The recent changes to FLSA overtime regulations have significant implications for those of us in the Housing and Residence Life profession. The rules go into effect on December 1st, 2016, and you can bet there will be no shortage of discussion on this topic at every local, regional, and national association meeting.
The topic of labor costs has received the lion’s share of professional attention from housing professionals and for good reason: student housing is a 24/7/365 service that requires professional skill and experience to manage risk and promote student learning. As of December 1, 2016, many of the previously overtime-exempt housing positions providing these campus services will fail the FLSA salary test, requiring the employer to provide overtime compensation. This infographic illustrates projected increase in labor costs in these positions.
Under this labor regulation, most schools will choose to track working hours and prioritize job expectations to limit overtime expense. This prioritization will illuminate the values of the unit and its supervisors to prospective and current entry-level staff. Unit supervisors who curate a transparent professional progression in both unit specific training and professional development will position their jobs as attractive opportunity in a workplace landscape that will be uncertain and rapidly changing over the next decade.
Consider that fiscal year 2017 (FY17) housing rates have already been established for many housing programs, limiting revenue-generation options. Additionally, staffing for FY17 is also mostly complete at many schools; barring layoffs, staff reduction is also unlikely. This leaves cost containment the most directly accessible option. An RD making $35,717 ($17.17/hr) per year would need to work about 457 hours of overtime ($25.75/hr) in a year before salaried compensation reaches the FLSA standard of $47,476 per year overtime-exempt threshold. That’s about a 48 hour per week average for the entire year. Departments with 48 hour weekly averages should consider they may already have a “priority problem” among staff, which supervisors will be required to address if labor costs are to be contained.
Supervisors will need to actively manage, and limit, the working hours of entry-level professionals to contain labor expense within the salary band.

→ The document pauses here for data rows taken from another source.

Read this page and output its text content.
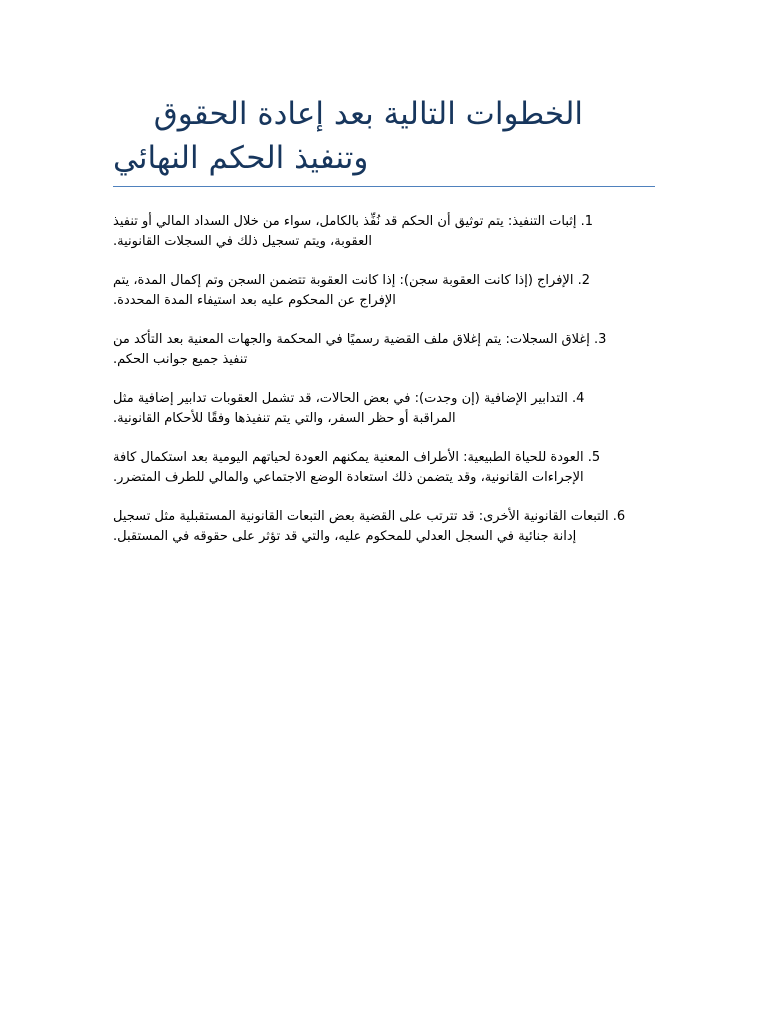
الخطوات التالية بعد إعادة الحقوق
وتنفيذ الحكم النهائي
1. إثبات التنفيذ: يتم توثيق أن الحكم قد نُفِّذ بالكامل، سواء من خلال السداد المالي أو تنفيذ
العقوبة، ويتم تسجيل ذلك في السجلات القانونية.
2. الإفراج (إذا كانت العقوبة سجن): إذا كانت العقوبة تتضمن السجن وتم إكمال المدة، يتم
الإفراج عن المحكوم عليه بعد استيفاء المدة المحددة.
3. إغلاق السجلات: يتم إغلاق ملف القضية رسميًا في المحكمة والجهات المعنية بعد التأكد من
تنفيذ جميع جوانب الحكم.
4. التدابير الإضافية (إن وجدت): في بعض الحالات، قد تشمل العقوبات تدابير إضافية مثل
المراقبة أو حظر السفر، والتي يتم تنفيذها وفقًا للأحكام القانونية.
5. العودة للحياة الطبيعية: الأطراف المعنية يمكنهم العودة لحياتهم اليومية بعد استكمال كافة
الإجراءات القانونية، وقد يتضمن ذلك استعادة الوضع الاجتماعي والمالي للطرف المتضرر.
6. التبعات القانونية الأخرى: قد تترتب على القضية بعض التبعات القانونية المستقبلية مثل تسجيل
إدانة جنائية في السجل العدلي للمحكوم عليه، والتي قد تؤثر على حقوقه في المستقبل.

Each assigned weekly hour of work below forty hours takes on greater relative value under these new regulations. In systems with on-call responsibilities, budgeting hours to accommodate the estimated time on-call will further reduce the working hours available. For example, a RD working a 7 day on-call shift on the “waiting to engage” model, averaging about 2 hours of calls outside the 8 hour workday, is going to rack up 14 hours of overtime ($361) each 7 day shift.
Each unit will need to analyze and prioritize the work it requires of RDs. For many units, a logical response is to schedule each RD below forty hours per pay period to accommodate evening work with students and on-call response and reducing the frequency of overtime. As the scheduled week is reduced, so are the opportunities for collaboration with other administrative personnel, collateral assignments, and professional development. More specifically, each hour spent on these activities increases the likelihood that the unit will need to compensate the RD for priority responsibilities at the overtime rate.
The increased relative value of each workday hour requires thoughtful planning and documenting of each RDs professional development. This is necessary for both for unit policy compliance (e.g., Title IX, purchasing, etc…) and for the cultivation of skills necessary to prepare entry-level staff for next mid-level positions within the unit and the larger housing profession.
With limited hours available, the supervisor must critique current self-guided professional development plans to ensure the restructured time still encourages professional learning. Curating a progression through unit and campus responsibilities over a two-to-three year period, will be essential to ensuring entry-level professionals develop mid-levels skills while remaining available to complete essential tasks within the forty hours work week. Identifying necessary skills and opportunities for staff to demonstrate competency in those skills outside a formal training session, will be an essential supervisory function.